IIT Mandi Researchers Develop Natural Polymer-Based Nanoparticles To Treat Colorectal Cancer
Researchers have developed biodegradable nanoparticles from renewable resources which can release both hydrophilic and hydrophobic drugs having different anticancer mechanisms, thus reducing the dependency on petroleum-based polymers.
The Indian Institute of Technology (IIT) Mandi researchers have used natural polymer-based smart nanoparticles to treat colorectal cancer. The research has been led by Dr Garima Agrawal, Assistant Professor, School of Basic Sciences, and co-authored by her students Dr Ankur Sood and Ms Aastha Gupta from IIT Mandi and Professor Neal Silverman along with his team from the University of Massachusetts Medical School, Worcester, MA, United States of America.
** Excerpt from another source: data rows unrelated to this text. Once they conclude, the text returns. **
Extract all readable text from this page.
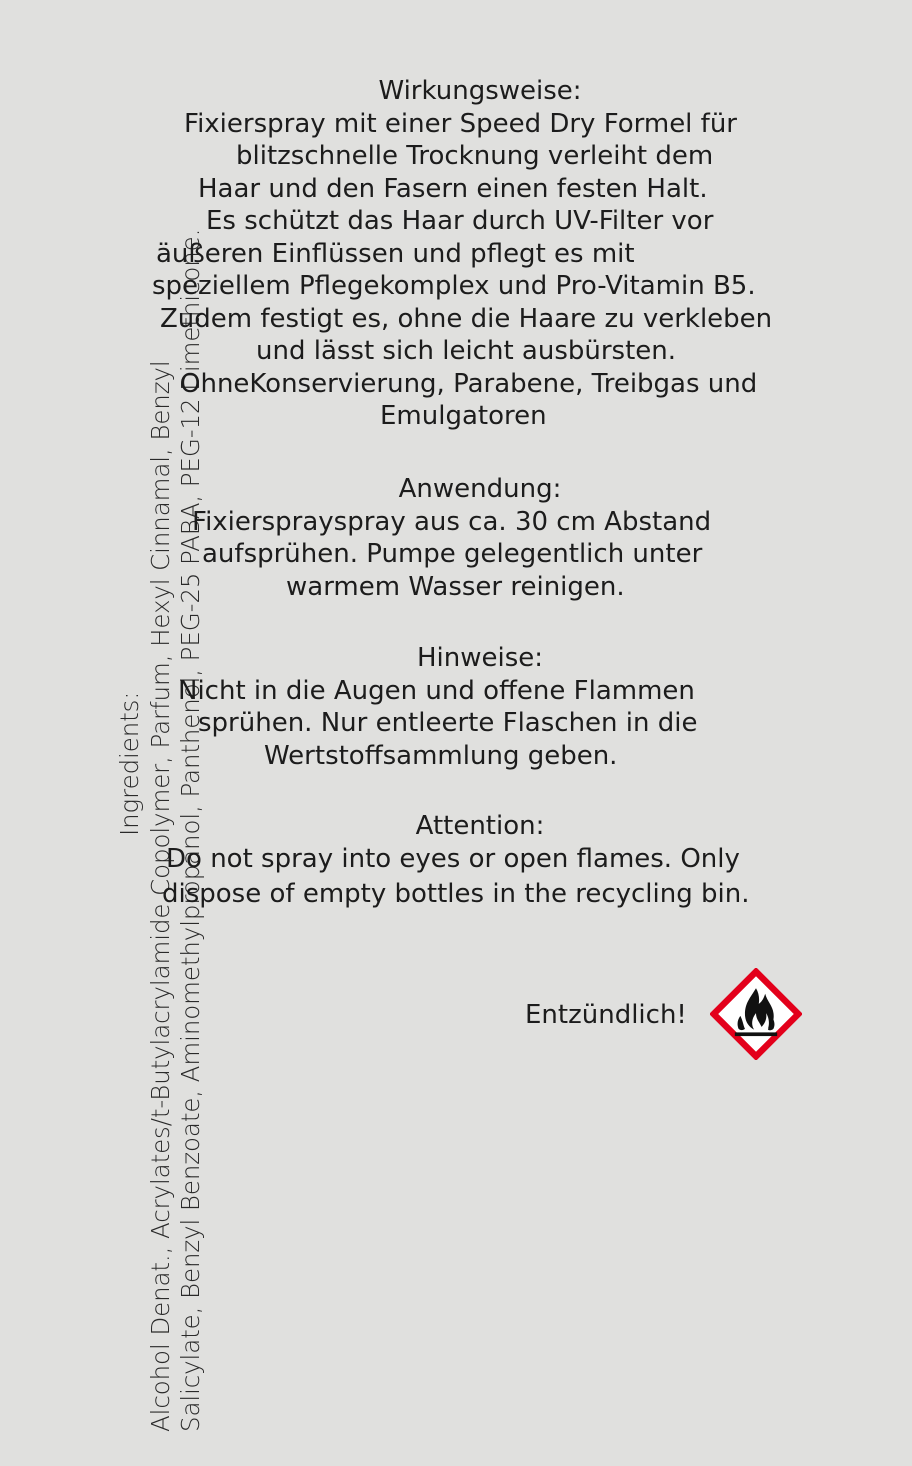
Ingredients: Alcohol Denat., Acrylates/t-Butylacrylamide Copolymer, Parfum, Hexyl Cinnamal, Benzyl Salicylate, Benzyl Benzoate, Aminomethylpropanol, Panthenol, PEG-25 PABA, PEG-12 Dimethicone.
Wirkungsweise:
Fixierspray mit einer Speed Dry Formel für
blitzschnelle Trocknung verleiht dem
Haar und den Fasern einen festen Halt.
Es schützt das Haar durch UV-Filter vor
äußeren Einflüssen und pflegt es mit
speziellem Pflegekomplex und Pro-Vitamin B5.
Zudem festigt es, ohne die Haare zu verkleben
und lässt sich leicht ausbürsten.
OhneKonservierung, Parabene, Treibgas und
Emulgatoren
Anwendung:
Fixiersprayspray aus ca. 30 cm Abstand
aufsprühen. Pumpe gelegentlich unter
warmem Wasser reinigen.
Hinweise:
Nicht in die Augen und offene Flammen
sprühen. Nur entleerte Flaschen in die
Wertstoffsammlung geben.
Attention:
Do not spray into eyes or open flames. Only
dispose of empty bottles in the recycling bin.
Entzündlich!
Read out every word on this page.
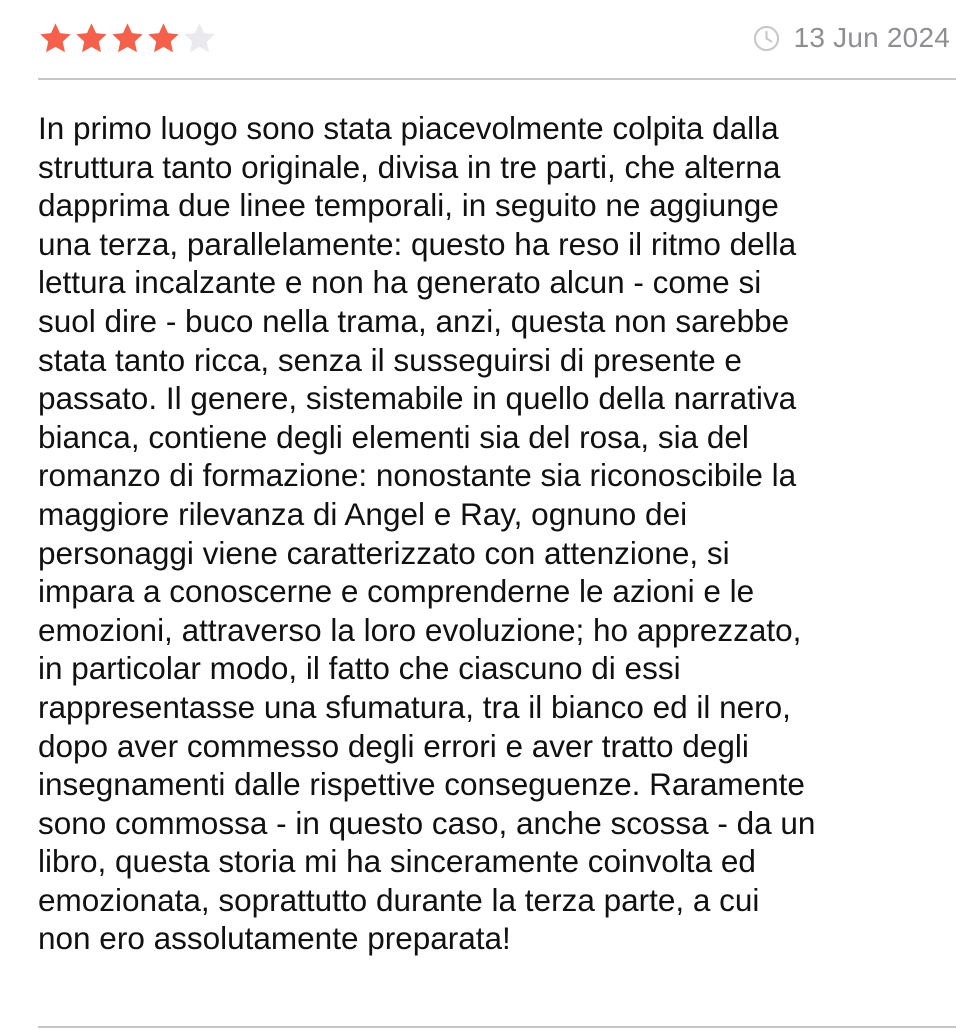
13 Jun 2024

In primo luogo sono stata piacevolmente colpita dalla
struttura tanto originale, divisa in tre parti, che alterna
dapprima due linee temporali, in seguito ne aggiunge
una terza, parallelamente: questo ha reso il ritmo della
lettura incalzante e non ha generato alcun - come si
suol dire - buco nella trama, anzi, questa non sarebbe
stata tanto ricca, senza il susseguirsi di presente e
passato. Il genere, sistemabile in quello della narrativa
bianca, contiene degli elementi sia del rosa, sia del
romanzo di formazione: nonostante sia riconoscibile la
maggiore rilevanza di Angel e Ray, ognuno dei
personaggi viene caratterizzato con attenzione, si
impara a conoscerne e comprenderne le azioni e le
emozioni, attraverso la loro evoluzione; ho apprezzato,
in particolar modo, il fatto che ciascuno di essi
rappresentasse una sfumatura, tra il bianco ed il nero,
dopo aver commesso degli errori e aver tratto degli
insegnamenti dalle rispettive conseguenze. Raramente
sono commossa - in questo caso, anche scossa - da un
libro, questa storia mi ha sinceramente coinvolta ed
emozionata, soprattutto durante la terza parte, a cui
non ero assolutamente preparata!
The research was funded by the Science and Engineering Research Board, Government of India along with IIT Mandi. The findings of the research have been published in the Journal Carbohydrate Polymers.
Explaining the research, Dr Garima Agrawal, said, “One of the driving interests among the material science and healthcare community performing interdisciplinary work is the development of biodegradable nanoparticles from renewable resources and designing them in such a way that they can release the drug in response to stimuli which are specific to cancer site only.”
Further, Dr Agrawal, mentioned, “The designed system should be capable of supporting drugs having different solubility in water. In this regard, the simplest approach that we followed for developing biodegradable nanoparticles is using chitosan, which is a naturally derived polymer, in combination with disulfide chemistry.”
IIT Mandi researchers have developed redox-responsive chitosan or stearic acid nanoparticles (CSSA NPs) as drug carriers for both curcumin and doxorubicin (hydrophilic) drug delivery targeting colorectal cancer. This approach of combining anticancer drugs having a different mode of anticancer action allows for the development of systems for cancer therapy with enhanced efficacy.
Talking about the uniqueness of their research, Aastha Gupta, research scholar, IIT Mandi, said, “We have synthesized nanoparticles based on disulfide (−S−S−) crosslinking chemistry via air oxidation of thiolated chitosan and thiolated stearic acid, thus avoiding the use of any external crosslinking agent. We have tried five different combinations of thiolated polymers to select the combination best suitable for obtaining stable and uniform nanoparticles. The presence of disulfide bonds allows the degradation of these smart nanoparticles at the tumour site owing to higher glutathione amount in cancer cells.”
The researchers at IIT Mandi have developed biodegradable nanoparticles from renewable resources, thus reducing the dependency on petroleum-based polymers. These smart nanoparticles are stable under physiological conditions and degrade at the tumour site in the presence of redox stimuli of cancer cells. These nanoparticles can be used to successfully load and release both hydrophilic and hydrophobic drugs having a different anticancer mechanisms which can help to improve the treatment efficiency.